This article was originally commissioned for the Actuarial Post.
The re-emergence of a new series based on Dracula on our screens gives pause for thought. Inevitably, the vampire is portrayed as possessing a large amount of wealth, enabling him to live an extremely upper class lifestyle. This is quite impressive, as here we have an example of someone, who’s ability to provide for his future income needs, appears to be spectacularly successful; managing the longevity risk for your savings must be spectacularly difficult when you may have many centuries to provide for before someone finally gets to stake you through the heart.
There must be many chief actuaries out there who must feel there is an element of the undead about some of the members of their schemes, as the longevity of the older members appears to be stretching out towards immortality.
What’s needed to keep their schemes in the black, of course, is better information about the likely longevity trends into the future. The actuaries of earlier years got this wrong by quite a significant amount, which is why so many defined benefit schemes are underfunded. However, there will be little excuse for today’s actuaries if they get it wrong as there is a huge surfeit of information available today that wasn’t available to those in years gone by.
The information now is even better than it was before. Responses to surveys, even anonymous ones, tend to be skewed somewhat by the fact that people in formal situations like to present a slightly better version of themselves than the reality. So responses to questions designed to work out the scale of unhealthy lifestyles and risky practices are likely to get conservative responses from the majority of the respondents.
The good news for those trying to estimate longevity or health risks today is that huge amounts of people are putting their lifestyle information, and the choices they are making, online making it possible to trawl the data to get accurate information on lifestyles. So much information is available that segmentation into well-defined groups is likely to be far easier than before. Without realising it, people are putting all the unadulterated information online that would be required in order to establish trends among the population.
The difficulty now is the sheer volume of information that is available. How to recover this information from the mass of social media sites, loyalty card sites and the online retail sites is a major conundrum. When you consider the amount of relevant information also being posted on news and hobby sites where people are quick to give their opinions and recount personal experiences, the phrase ‘big data’ seems to be a massive understatement.
Yet within this mass of data lies the key to establishing the habits and proclivities of the current and future generations and this information lies at the heart of any attempt to establish the longevity patterns that will be crucial to the production of financial products that will enable these generations to prepare adequately for their future needs. The bonus for companies in the life and pension sector is that the government will need to get involved too. The same information will be crucial in establishing future patterns of living that are vital for long-term public strategy decisions. As a result, governments are leaders in trying to find ways to make sense of this mass of data.

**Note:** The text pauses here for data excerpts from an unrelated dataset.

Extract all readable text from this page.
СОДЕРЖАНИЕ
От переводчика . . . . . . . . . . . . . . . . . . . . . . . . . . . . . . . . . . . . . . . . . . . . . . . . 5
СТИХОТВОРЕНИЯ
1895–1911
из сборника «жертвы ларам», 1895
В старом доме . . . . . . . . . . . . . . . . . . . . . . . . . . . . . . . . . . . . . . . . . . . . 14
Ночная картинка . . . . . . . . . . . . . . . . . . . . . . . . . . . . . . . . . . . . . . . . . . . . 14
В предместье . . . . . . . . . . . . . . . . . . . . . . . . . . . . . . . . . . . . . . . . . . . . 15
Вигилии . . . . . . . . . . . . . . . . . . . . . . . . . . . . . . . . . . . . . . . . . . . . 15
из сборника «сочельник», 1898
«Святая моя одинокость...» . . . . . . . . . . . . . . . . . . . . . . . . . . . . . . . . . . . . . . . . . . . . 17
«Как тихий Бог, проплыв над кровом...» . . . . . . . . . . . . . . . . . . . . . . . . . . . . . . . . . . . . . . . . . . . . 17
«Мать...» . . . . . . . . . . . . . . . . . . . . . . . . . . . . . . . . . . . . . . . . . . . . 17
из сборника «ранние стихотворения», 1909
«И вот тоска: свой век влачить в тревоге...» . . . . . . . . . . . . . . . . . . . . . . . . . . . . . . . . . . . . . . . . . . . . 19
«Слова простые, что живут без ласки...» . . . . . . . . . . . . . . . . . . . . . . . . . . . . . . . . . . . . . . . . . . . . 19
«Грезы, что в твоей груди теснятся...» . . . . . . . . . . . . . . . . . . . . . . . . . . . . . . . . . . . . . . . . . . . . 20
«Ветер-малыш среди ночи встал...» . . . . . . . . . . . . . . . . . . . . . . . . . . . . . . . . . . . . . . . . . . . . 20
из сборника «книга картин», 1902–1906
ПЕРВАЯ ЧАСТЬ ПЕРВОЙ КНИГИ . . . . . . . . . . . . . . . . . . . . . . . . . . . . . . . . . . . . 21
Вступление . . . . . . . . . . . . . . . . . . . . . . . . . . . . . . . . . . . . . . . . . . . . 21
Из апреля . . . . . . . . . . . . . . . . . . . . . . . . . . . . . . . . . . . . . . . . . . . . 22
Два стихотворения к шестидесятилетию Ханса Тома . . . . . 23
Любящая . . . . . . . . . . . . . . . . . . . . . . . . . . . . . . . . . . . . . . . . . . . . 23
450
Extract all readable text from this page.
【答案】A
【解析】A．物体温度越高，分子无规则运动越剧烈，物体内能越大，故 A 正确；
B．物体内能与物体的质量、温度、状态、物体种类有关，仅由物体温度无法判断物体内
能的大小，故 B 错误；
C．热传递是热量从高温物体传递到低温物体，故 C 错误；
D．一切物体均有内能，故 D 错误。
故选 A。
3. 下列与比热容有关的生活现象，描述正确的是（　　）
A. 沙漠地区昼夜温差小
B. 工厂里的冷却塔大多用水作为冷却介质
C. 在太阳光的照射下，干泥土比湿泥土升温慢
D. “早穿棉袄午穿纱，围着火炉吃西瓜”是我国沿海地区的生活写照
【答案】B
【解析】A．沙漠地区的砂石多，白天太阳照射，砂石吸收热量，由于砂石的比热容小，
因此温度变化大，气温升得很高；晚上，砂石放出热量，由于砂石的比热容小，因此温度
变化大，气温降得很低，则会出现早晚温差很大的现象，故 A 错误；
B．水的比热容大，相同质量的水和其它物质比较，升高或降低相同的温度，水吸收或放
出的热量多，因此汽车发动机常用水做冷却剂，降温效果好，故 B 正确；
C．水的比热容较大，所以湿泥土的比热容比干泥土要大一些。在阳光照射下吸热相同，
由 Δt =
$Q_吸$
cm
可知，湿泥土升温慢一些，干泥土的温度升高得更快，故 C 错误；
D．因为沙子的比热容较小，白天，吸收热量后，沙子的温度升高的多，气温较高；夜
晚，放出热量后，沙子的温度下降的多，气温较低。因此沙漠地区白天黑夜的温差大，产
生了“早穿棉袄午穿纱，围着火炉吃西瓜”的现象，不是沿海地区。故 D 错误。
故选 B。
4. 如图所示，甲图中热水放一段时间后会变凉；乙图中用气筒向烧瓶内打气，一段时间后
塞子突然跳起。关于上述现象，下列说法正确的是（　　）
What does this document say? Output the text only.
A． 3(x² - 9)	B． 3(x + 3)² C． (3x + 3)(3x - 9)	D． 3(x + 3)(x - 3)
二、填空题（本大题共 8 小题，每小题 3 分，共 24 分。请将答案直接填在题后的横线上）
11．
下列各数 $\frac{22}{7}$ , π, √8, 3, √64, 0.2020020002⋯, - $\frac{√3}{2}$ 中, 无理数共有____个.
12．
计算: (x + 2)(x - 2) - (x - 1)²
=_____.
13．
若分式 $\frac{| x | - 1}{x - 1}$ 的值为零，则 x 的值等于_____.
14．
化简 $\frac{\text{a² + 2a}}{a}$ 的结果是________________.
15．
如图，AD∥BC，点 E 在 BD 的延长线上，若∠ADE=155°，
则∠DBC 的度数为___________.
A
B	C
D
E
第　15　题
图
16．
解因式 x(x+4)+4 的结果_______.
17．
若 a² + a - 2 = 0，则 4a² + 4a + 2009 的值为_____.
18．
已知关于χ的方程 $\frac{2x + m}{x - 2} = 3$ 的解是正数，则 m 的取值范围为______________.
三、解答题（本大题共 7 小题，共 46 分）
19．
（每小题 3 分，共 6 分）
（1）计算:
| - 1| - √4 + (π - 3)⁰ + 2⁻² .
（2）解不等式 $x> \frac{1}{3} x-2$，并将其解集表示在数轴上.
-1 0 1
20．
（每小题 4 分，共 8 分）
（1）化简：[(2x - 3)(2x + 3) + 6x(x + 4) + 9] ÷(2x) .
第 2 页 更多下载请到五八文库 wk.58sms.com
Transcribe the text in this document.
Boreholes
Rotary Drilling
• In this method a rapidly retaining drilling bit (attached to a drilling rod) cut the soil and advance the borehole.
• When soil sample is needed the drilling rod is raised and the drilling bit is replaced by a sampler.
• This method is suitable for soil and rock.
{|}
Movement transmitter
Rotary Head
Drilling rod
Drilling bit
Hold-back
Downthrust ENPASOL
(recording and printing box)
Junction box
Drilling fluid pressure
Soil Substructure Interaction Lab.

Technology is making this information available and it requires technology solutions in order to get the required information back in a useful format. This will be the primary challenge for those trying to forecast future longevity, health and other trends that are central to planning for the future, and planning for the future is what the life and pensions industry is all about.
The information gathered about peoples’ habits is also central to some more of the risks involved, including investment risk, as the likely success stories for investment will be those areas that attract the consumer’s interest, which is best identified from the postings of consumers themselves.
Extracting information from large databases is one thing and it is already happening, at least in the area of national security. Whatever about the ethics of some of the data trawling carried out by the CIA, and while its usefulness is a matter that only future historians can judge, what is certain is that where the government goes big business is sure to follow. The key lies in the quality of the algorithms that will be used to extract the patterns from the data and this is a relatively new science – but one that is growing in knowledge and experience quite rapidly.
The most important new skill that life and pension companies will have to acquire is the ability to assess this data and produce the information that is needed to drive the product innovation that will surely be required for future generations.
It’s unlikely we can succeed as well as Bram Stoker’s original creation. The latest series posits a Dracula who is a wealthy US businessman and shows all the signs of having intelligently invested his fortune over the centuries in order to have the power and trappings that come with wealth. Actuaries struggling to meet the liabilities of their schemes can be forgiven for wishing that some of their own members with extraordinary long lives might be as susceptible to the daylight as the vampire.
Without the ability to drive a stake through their hearts, the actuary’s best bet is to focus on extracting from the mass of information the key clues that will enable them to correctly estimate longevity in the future. This information will be far more effective at warding off disaster than any amount of garlic or holy water.